Concepción y dirección: Vincent Dumestre.
Cantantes: Bruno Le Levreur (alto), Hugues Primard (tenor), Serge Goubioud (tenor), Enmanuel Vistorky (bajo).
Acróbatas, mimos y Guitarra: Stefano Amori y Lulien Lubek.
Acróbatas: Ahmed Said, Olivier Landre, Quentin Bancel, Antoine Hélou y Rocco Le Flem
Músicos: Johannes Frisch, Emmanuel Mure, Stéphane Tamby, Lucas Péres, Thomas de Pierrefeu, Michèle Claude y Vincent Dumestre.
Compañía: Le Poéme Harmonique.
Puesta en escena y escenografía: Cécile Roussat.

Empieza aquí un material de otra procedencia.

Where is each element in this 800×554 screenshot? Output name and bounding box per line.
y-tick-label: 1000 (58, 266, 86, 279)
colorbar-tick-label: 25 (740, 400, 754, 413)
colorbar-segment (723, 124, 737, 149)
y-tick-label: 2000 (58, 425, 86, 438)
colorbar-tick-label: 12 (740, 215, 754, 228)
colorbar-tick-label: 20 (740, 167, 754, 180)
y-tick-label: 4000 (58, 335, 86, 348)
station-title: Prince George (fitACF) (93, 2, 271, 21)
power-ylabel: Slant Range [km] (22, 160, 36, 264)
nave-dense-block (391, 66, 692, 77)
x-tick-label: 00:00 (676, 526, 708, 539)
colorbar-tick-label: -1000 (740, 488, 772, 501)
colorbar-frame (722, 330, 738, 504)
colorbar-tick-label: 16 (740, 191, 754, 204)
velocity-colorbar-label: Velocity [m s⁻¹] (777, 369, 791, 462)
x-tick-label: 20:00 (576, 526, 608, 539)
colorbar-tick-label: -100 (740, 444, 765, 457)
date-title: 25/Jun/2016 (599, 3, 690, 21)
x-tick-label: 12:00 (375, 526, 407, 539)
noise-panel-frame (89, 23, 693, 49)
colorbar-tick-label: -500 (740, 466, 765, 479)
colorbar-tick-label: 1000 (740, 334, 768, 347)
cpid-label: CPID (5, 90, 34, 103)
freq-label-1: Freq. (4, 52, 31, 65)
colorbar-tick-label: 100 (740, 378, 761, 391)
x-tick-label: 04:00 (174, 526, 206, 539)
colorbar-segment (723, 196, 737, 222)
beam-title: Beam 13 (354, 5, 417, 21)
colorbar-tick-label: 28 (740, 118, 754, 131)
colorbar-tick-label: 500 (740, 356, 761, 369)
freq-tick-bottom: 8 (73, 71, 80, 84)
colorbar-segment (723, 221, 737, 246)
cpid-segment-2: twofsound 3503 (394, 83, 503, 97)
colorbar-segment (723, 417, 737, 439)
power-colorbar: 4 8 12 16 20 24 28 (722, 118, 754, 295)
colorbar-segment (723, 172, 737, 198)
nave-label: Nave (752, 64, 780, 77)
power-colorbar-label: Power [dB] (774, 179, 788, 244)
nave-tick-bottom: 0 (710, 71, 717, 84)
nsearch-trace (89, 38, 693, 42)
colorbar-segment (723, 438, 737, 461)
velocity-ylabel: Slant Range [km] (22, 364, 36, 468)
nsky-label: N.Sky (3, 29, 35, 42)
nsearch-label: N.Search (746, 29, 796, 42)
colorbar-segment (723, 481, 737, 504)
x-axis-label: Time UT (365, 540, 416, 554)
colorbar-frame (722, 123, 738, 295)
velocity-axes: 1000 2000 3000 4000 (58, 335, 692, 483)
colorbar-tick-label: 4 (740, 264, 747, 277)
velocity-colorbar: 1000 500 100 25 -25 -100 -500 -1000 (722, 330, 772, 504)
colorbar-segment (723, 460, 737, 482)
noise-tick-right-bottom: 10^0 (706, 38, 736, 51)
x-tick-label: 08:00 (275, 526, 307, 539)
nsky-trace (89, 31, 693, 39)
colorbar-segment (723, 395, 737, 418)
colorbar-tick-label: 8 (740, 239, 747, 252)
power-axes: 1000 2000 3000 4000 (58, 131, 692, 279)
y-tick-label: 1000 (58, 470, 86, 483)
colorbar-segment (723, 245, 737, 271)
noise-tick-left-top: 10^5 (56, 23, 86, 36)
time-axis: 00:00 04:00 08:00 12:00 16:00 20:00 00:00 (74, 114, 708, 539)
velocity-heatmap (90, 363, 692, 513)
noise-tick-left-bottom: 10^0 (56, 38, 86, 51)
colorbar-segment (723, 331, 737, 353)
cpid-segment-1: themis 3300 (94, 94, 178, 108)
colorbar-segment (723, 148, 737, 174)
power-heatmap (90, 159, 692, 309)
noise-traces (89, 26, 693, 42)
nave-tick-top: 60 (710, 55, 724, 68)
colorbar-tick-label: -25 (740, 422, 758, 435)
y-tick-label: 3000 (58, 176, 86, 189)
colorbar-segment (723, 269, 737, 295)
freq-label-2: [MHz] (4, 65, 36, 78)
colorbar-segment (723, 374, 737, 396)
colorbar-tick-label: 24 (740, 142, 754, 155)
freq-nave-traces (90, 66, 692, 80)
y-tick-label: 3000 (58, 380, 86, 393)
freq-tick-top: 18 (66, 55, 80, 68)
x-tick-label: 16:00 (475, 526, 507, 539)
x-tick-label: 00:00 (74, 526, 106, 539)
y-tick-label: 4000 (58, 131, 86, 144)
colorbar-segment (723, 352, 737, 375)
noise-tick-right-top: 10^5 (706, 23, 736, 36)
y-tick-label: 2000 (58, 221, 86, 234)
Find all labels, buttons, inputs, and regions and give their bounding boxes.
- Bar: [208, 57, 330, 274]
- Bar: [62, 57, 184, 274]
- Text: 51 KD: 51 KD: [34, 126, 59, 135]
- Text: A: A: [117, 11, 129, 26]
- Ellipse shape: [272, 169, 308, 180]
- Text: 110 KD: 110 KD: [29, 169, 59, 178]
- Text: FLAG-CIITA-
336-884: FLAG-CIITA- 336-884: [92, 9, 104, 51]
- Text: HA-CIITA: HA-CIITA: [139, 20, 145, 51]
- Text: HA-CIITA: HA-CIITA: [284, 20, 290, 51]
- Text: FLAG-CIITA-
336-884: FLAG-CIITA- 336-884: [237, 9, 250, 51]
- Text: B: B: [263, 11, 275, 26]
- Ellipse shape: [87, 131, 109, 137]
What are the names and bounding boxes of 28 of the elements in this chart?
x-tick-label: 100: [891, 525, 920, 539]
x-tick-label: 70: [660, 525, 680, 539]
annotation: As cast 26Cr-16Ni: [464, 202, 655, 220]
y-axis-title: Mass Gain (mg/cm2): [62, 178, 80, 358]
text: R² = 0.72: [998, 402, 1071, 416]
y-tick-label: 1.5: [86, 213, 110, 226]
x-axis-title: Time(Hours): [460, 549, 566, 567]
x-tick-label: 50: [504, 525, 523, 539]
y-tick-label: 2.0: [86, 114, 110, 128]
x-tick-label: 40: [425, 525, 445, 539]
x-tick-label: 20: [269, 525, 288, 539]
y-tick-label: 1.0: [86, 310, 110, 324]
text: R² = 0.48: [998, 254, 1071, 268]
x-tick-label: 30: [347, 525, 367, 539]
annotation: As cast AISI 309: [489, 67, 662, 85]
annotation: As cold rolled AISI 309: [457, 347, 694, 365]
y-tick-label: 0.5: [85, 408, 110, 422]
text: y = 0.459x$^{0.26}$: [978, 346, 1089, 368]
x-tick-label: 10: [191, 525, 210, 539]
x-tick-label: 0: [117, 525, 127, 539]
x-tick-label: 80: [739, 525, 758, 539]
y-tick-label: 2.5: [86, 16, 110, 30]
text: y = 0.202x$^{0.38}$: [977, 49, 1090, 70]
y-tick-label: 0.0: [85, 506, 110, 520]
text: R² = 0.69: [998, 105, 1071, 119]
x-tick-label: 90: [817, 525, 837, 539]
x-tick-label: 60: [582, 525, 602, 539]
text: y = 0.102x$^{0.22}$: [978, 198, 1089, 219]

Madrid. Teatros del Canal.
Debo la expresión “musa funambulesca” con la que he encabezado mi
reseña de hoy a la profesora Iris M. de Zavala y procede del título de
su espléndido libro (editorial Orígenes, 1990) dedicado al estudio y
análisis de la obra dramática de Valle-Inclán. De connotaciones
inequívocamente circenses, este feliz hallazgo expresivo utilizado por
la autora para aludir a la “poética de la carnavalización” que, según
ella, modela la escritura del creador del esperpento, viene como de
molde para referirse al montaje que comentamos, inspirado precisamente
en el mundo del circo como ingrediente principal de las celebraciones
paganas de las fiestas del Carnaval allá por finales del Renacimiento e
inicios del Barroco, época que recrea el espectáculo.
Se trata de una rara simbiosis de artes circenses y de música popular
del setecientos trufada de lances y bufonadas codificadas en una
gestualidad heredera de la Commedia dell’Arte, que reproduce el ambiente
de júbilo y alegría, de jolgorio y desenfreno al que se entregaban
nuestros antepasados de aquel tiempo amparados en la excepcionalidad que
brindaba la ocasión de las fechas inmediatamente anteriores al periodo
penitencial de la Cuaresma, impuesto de manera férrea por la Iglesia.
Estamos ante una verdadera parodia carnavalesca de los usos y modos
sociales aceptados en la época mediante la acentuación de lo grotesco,
lo deforme y hasta lo escatológico; un espectáculo fresco, regocijante,
lleno de sorpresas que moviliza nuestra sensibilidad y nuestras
emociones, que desata las carcajadas o que acelera nuestra respiración
ante el desenlace de los más arriesgados números de acrobacia.
La música, de variado tono y colorido, interpretada en directo por un
soberbio equipo de instrumentistas, es la que articula el desarrollo
del espectáculo. Aún carente de un hilo narrativo la composición se
atiene a una estructura de contrapunto -por utilizar un símil musical-,
escenas de mayor calidad poética se contraponen a pasajes más
rabiosamente divertidos o a otros en los que se muestra la destreza de
los equilibristas, prestidigitadores y acróbatas. Rivalizan el
virtuosismo en el manejo de las voces y de los instrumentos con el no
menos exquisito dominio de los recursos de una teatralidad primaria, en
perfecto maridaje, a su vez, con la habilidad de malabaristas, acróbatas
o equilibristas. Armonía, perfecta, en fin, de música, voces, cuerpos y
una variada gama de elementos escenográficos, como mamparas, puertas,
toneles que componen una geometría variable en perpetua evolución,
amalgama de cuerpos en raras composiciones escultóricas que sugieren las
imágenes de las pesadillas. Bajo una iluminación tenebrista todo cobra
una cariz de irrealidad acentuado por la expresividad de la máscara y
por la elegancia pausada de los ademanes del mimo. Aquí la vitalidad
desbordante en la frenética actividad del saltimbanqui, allí el lánguido
balanceo de los hombros y caderas como fondo sobre el que se proyecta
el acendrado lirismo del Lamento di madama Lucía o el acompañamiento
coral y galante de la emotiva Tarantella del Gargano, magnificamente interpretada por Estefano Amori.
Un espléndido espectáculo, en fin, rozagante, divertido, que recupera
para nuestra maltrecha escena contemporánea lo mejor de una tradición
teatral semiolvidada.
Gordon Craig.
Carnaval Barroco. Teatros del Canal.